If you had to wait twelve hours to pay a visit to your physician, would you return the next time? Or if a midwife yelled at you during labour, or your prescription drugs were never available at your local pharmacy? In the African health sector, these scenarios are not uncommon. We talked about health care in Africa with the Nigerian PhD student Oluwasegun Jko Ogundele, who paid a visit to Wemos earlier this month.
‘It is easy to blame people for visiting traditional healers instead of the modern health clinic,’ said Jko, who is currently doing research on inequities in access to sexual and reproductive healthcare towards the achievement of Universal Health Coverage in Africa. Women want to use modern methods to delay or prevent pregnancies, but the problem is the absence or inconsistent availability of quality services that meet their needs.
Access to good quality reproductive health care services can be life-saving and improve health for couples, women in labour, mothers who need post-natal care and infants. But it also determines other aspects of the quality of life: if a young girl can finish school before getting pregnant, or if she will be able to start family planning as an adult and have a career. Access to contraceptives, from female condoms to IUDs to oral contraceptives, gives women the opportunity to plan pregnancies, and most importantly, plan their lives while increasing their chances of being gainfully employed.
Health as a status
Jko believes that a focus on sexual reproductive health and rights (SRHR) can have positive spin-offs for the health system overall, particularly for primary health care facilities. These can fill the gap for the need for family planning, maternal and child care. ‘When the facilities are there, women can say: ‘I want children, but not in the next two or three years.’ Women want to space births,’ Jko says. But facilities are either unavailable, or care is of poor quality and unaffordable. ‘All women will access family planning services, but the type of family planning accessed will vary with how wealthy she is. For example, less wealthy women will access family planning services which could be modern or traditional methods.’
The same counts for skilled birth attendants: if they are available for patients, and provide good services, then patients will return. Jko also points to the influence of socio-economic status. Regardless of what class they belong to in society, women want to have safe deliveries and have healthy babies. ‘They want to have what the upper-class has. In rural areas, it is understandable that women may seek the services of the traditional birth attendants because they are familiar and perceived as knowledgeable. However, Jko adds that if they had access to a skilled birth attendant, then they would probably seek those services as well.
‘People know that the times have changed: if it is accessible, affordable and of good quality, people will come and get it’. But despite this awareness, one main challenge remains to achieving access to good quality and affordable health care: a lack of health workers and finances.

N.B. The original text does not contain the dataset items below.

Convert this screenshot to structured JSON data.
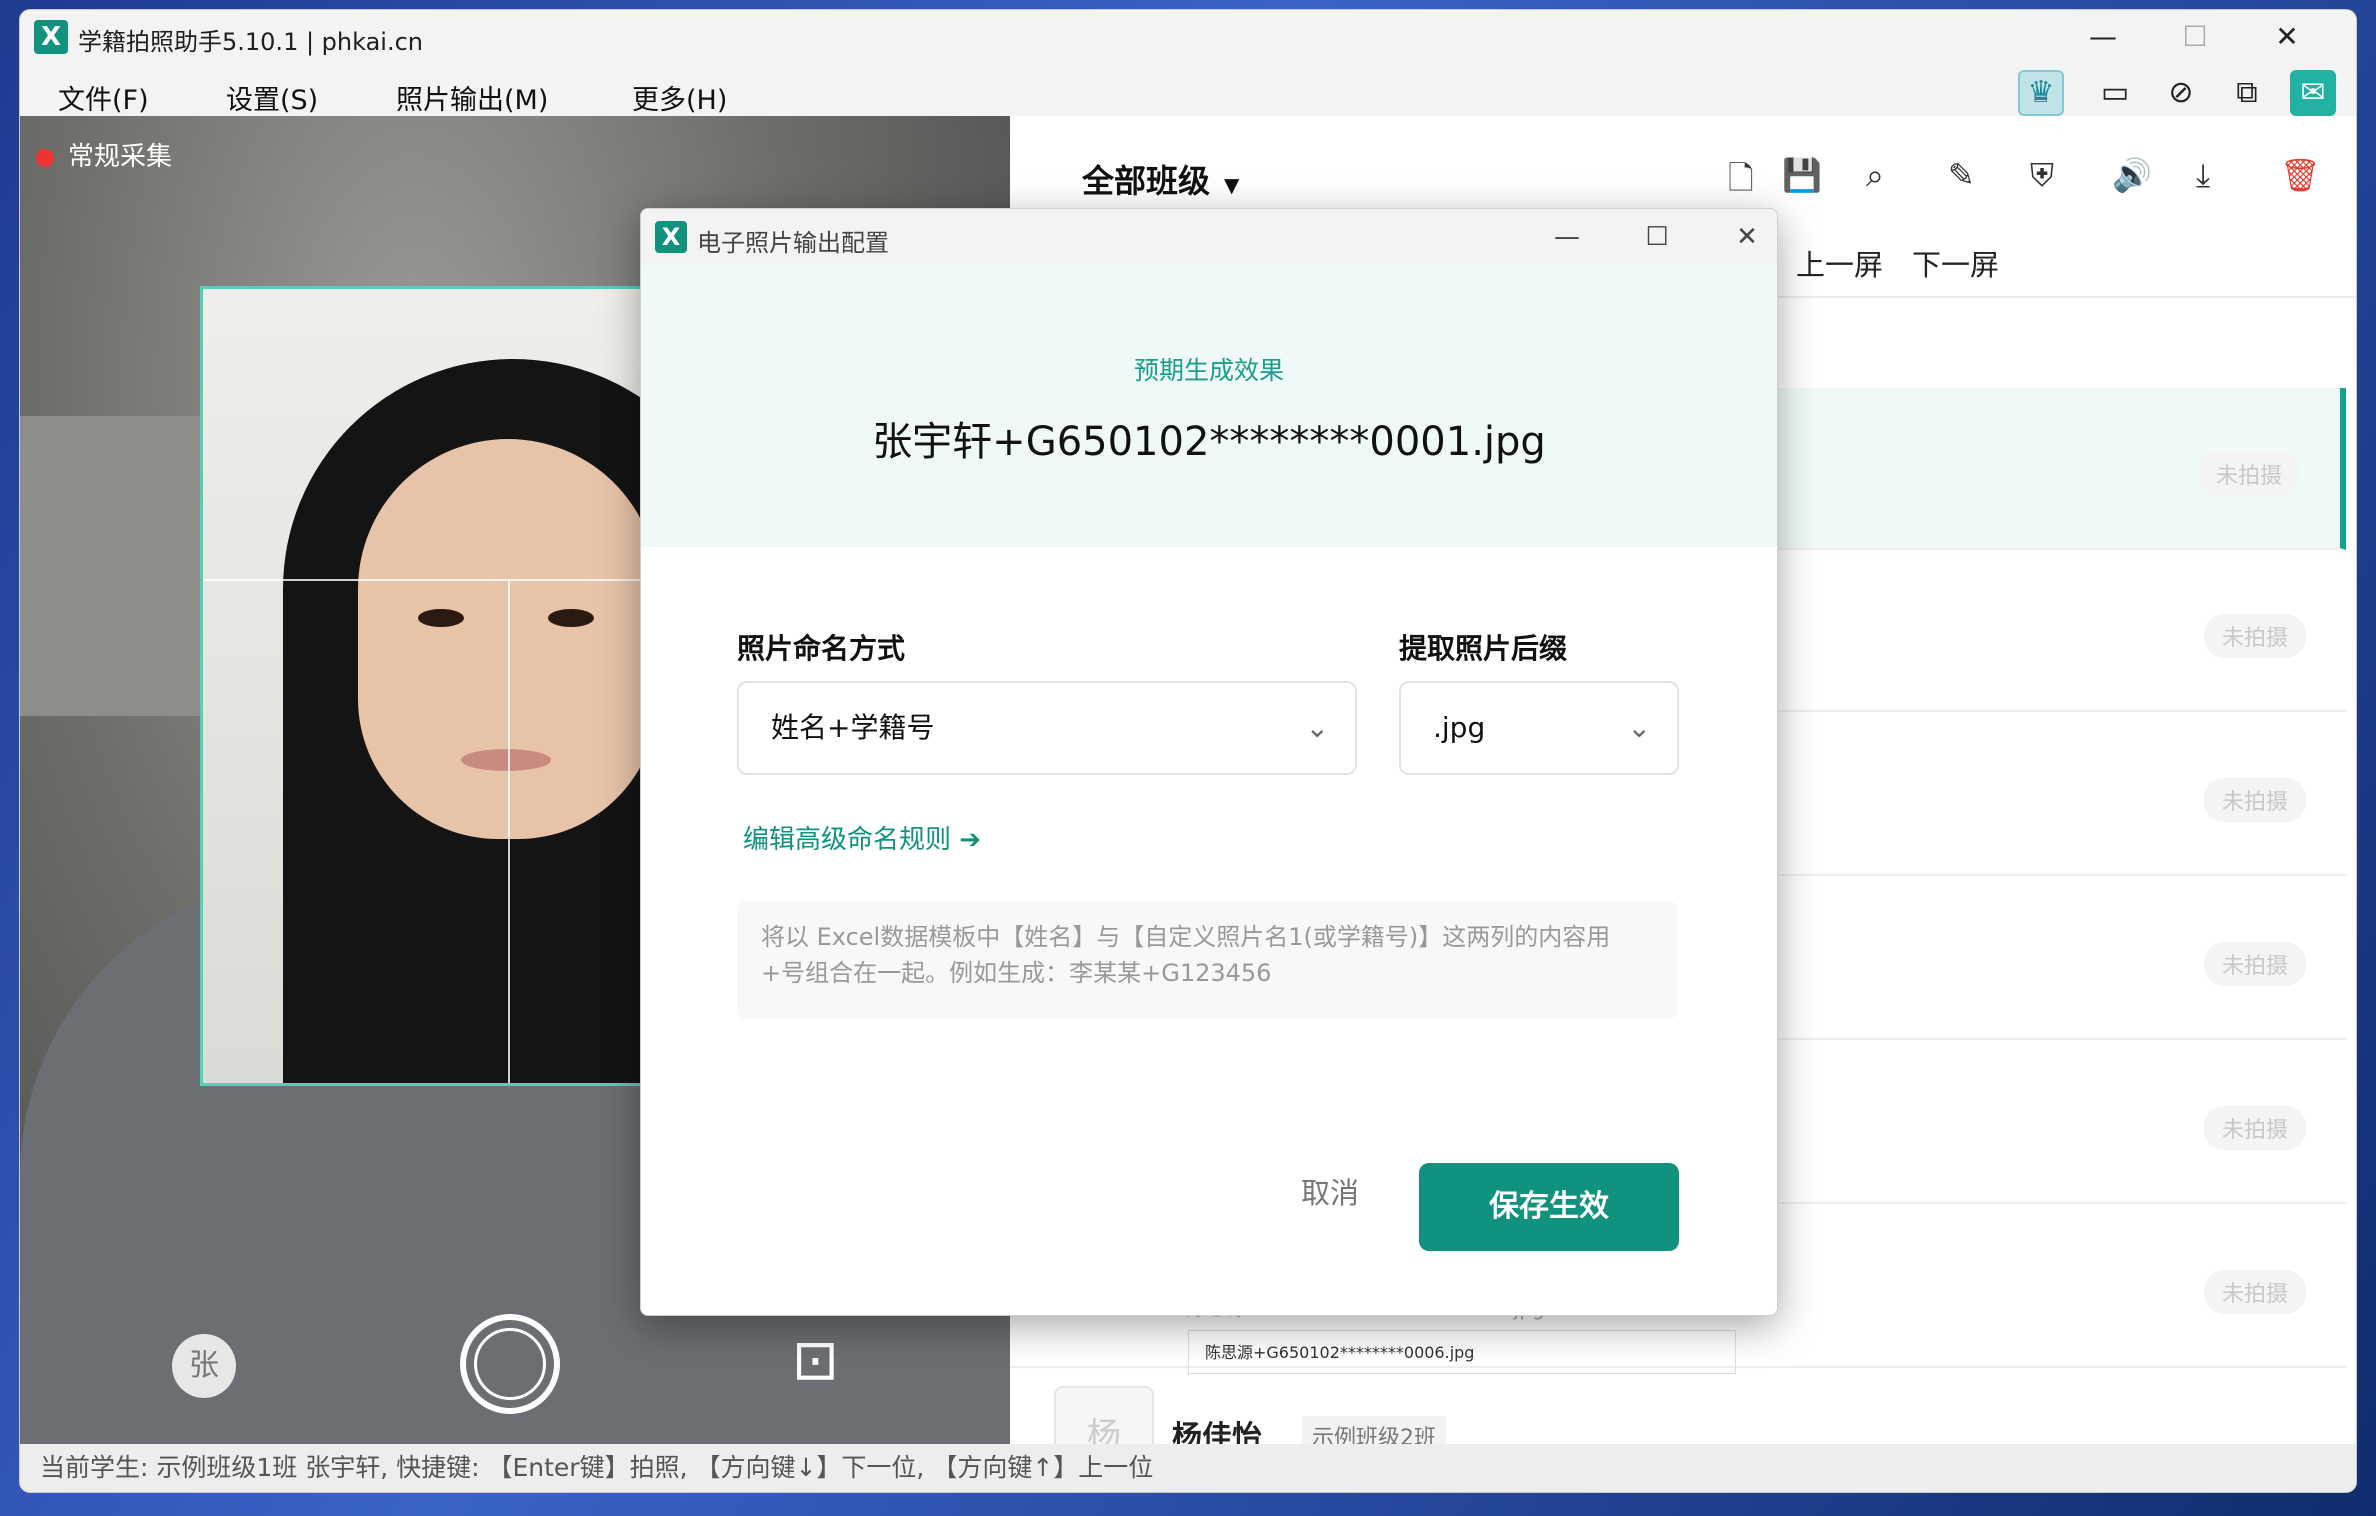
{
  "app": {
    "logo_text": "X",
    "title": "学籍拍照助手5.10.1 | phkai.cn",
    "window_controls": {
      "minimize": "—",
      "maximize": "☐",
      "close": "✕"
    }
  },
  "menu": {
    "items": [
      "文件(F)",
      "设置(S)",
      "照片输出(M)",
      "更多(H)"
    ],
    "top_icons": [
      {
        "name": "crown-icon",
        "glyph": "♛"
      },
      {
        "name": "tablet-icon",
        "glyph": "▭"
      },
      {
        "name": "link-icon",
        "glyph": "⊘"
      },
      {
        "name": "edit-photo-icon",
        "glyph": "⧉"
      },
      {
        "name": "wechat-icon",
        "glyph": "✉"
      }
    ]
  },
  "camera": {
    "mode_label": "常规采集",
    "name_button": "张",
    "add_photo_glyph": "⊡"
  },
  "list": {
    "title": "全部班级",
    "caret": "▼",
    "tools": [
      {
        "name": "add-file-icon",
        "glyph": "🗋"
      },
      {
        "name": "save-icon",
        "glyph": "💾"
      },
      {
        "name": "search-icon",
        "glyph": "⌕"
      },
      {
        "name": "pencil-icon",
        "glyph": "✎"
      },
      {
        "name": "shield-icon",
        "glyph": "⛨"
      },
      {
        "name": "speaker-icon",
        "glyph": "🔊"
      },
      {
        "name": "download-icon",
        "glyph": "⤓"
      },
      {
        "name": "delete-icon",
        "glyph": "🗑"
      }
    ],
    "prev_screen": "上一屏",
    "next_screen": "下一屏",
    "rows": [
      {
        "status": "未拍摄"
      },
      {
        "status": "未拍摄"
      },
      {
        "status": "未拍摄"
      },
      {
        "status": "未拍摄"
      },
      {
        "status": "未拍摄"
      },
      {
        "status": "未拍摄"
      }
    ],
    "partial_file_line": "🗋陈思源+G610102201507070006.jpg",
    "file_box": "陈思源+G650102********0006.jpg",
    "last_student": {
      "avatar": "杨",
      "name": "杨佳怡",
      "class": "示例班级2班"
    }
  },
  "statusbar": {
    "text": "当前学生: 示例班级1班 张宇轩, 快捷键: 【Enter键】拍照, 【方向键↓】下一位, 【方向键↑】上一位"
  },
  "dialog": {
    "logo_text": "X",
    "title": "电子照片输出配置",
    "controls": {
      "minimize": "—",
      "maximize": "☐",
      "close": "✕"
    },
    "preview_label": "预期生成效果",
    "preview_value": "张宇轩+G650102********0001.jpg",
    "naming_label": "照片命名方式",
    "naming_value": "姓名+学籍号",
    "suffix_label": "提取照片后缀",
    "suffix_value": ".jpg",
    "chevron": "⌄",
    "advanced_link": "编辑高级命名规则 ➔",
    "hint": "将以 Excel数据模板中【姓名】与【自定义照片名1(或学籍号)】这两列的内容用+号组合在一起。例如生成：李某某+G123456",
    "cancel": "取消",
    "save": "保存生效"
  }
}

Patients will not return to a clinic or advise their social network to, if their prior experiences were unfavorable. Think of long waiting hours, absent staff or (medical) products, or unexpected out-of-pocket payments – which sometimes constitute a financial burden that drives a household into poverty.
Lack of funding and overburdened health workers
When asked about the role of health professionals in SRHR, Jko is clear about the importance of financing human resources for health. ‘Nobody wants to be a nurse because they are not well-paid and are overburdened.’ To earn an income in the face of unpaid salaries, doctors often also set up private practices, but this puts more pressure on (cheaper) public facilities by taking away their limited workforce. Public facilities are underfunded, understaffed and overburdened with patients, who then have to endure long waiting hours. This drains the motivation for patients to access health care, and for health workers to provide quality care. From Jko’s understanding, travel distances and associated costs, coupled with sparsely available services, are also reasons why people still visit alternative healthcare providers. When asked where people would go to if the traditional healer was right next to a well-equipped family health clinic with available staff, Jko laughs. ‘People will try both, but will figure out soon enough which one works best for birth control, for example.’
A woman’s need for access to reproductive health services should not be a trade-off for her family’s next meal
Universal Health Coverage
To successfully tackle these issues, Jko says more financial resources for the health system are needed. National policies should be equitable and pro-poor: a woman’s need for access to reproductive health services should not be a trade-off for her family’s next meal. ‘Not to be repetitive, but national corruption must also be dealt with through adequate monitoring, and evaluation is needed for improvements. There is no denying that funds have to be strategically allocated and ensure that policies that protect the poor are implemented. Right now, funding does not get to where it’s needed or who needs it.’ He also mentions taxes, and hints at Universal Health Coverage: ‘There should be an improved national progressive taxation system as well as sin taxes on unhealthy products, like tobacco and alcohol. Though corporations need to be taxed too. Only when there is one big pool of funds in the country can inequities be best addressed through well-thought-out reforms.’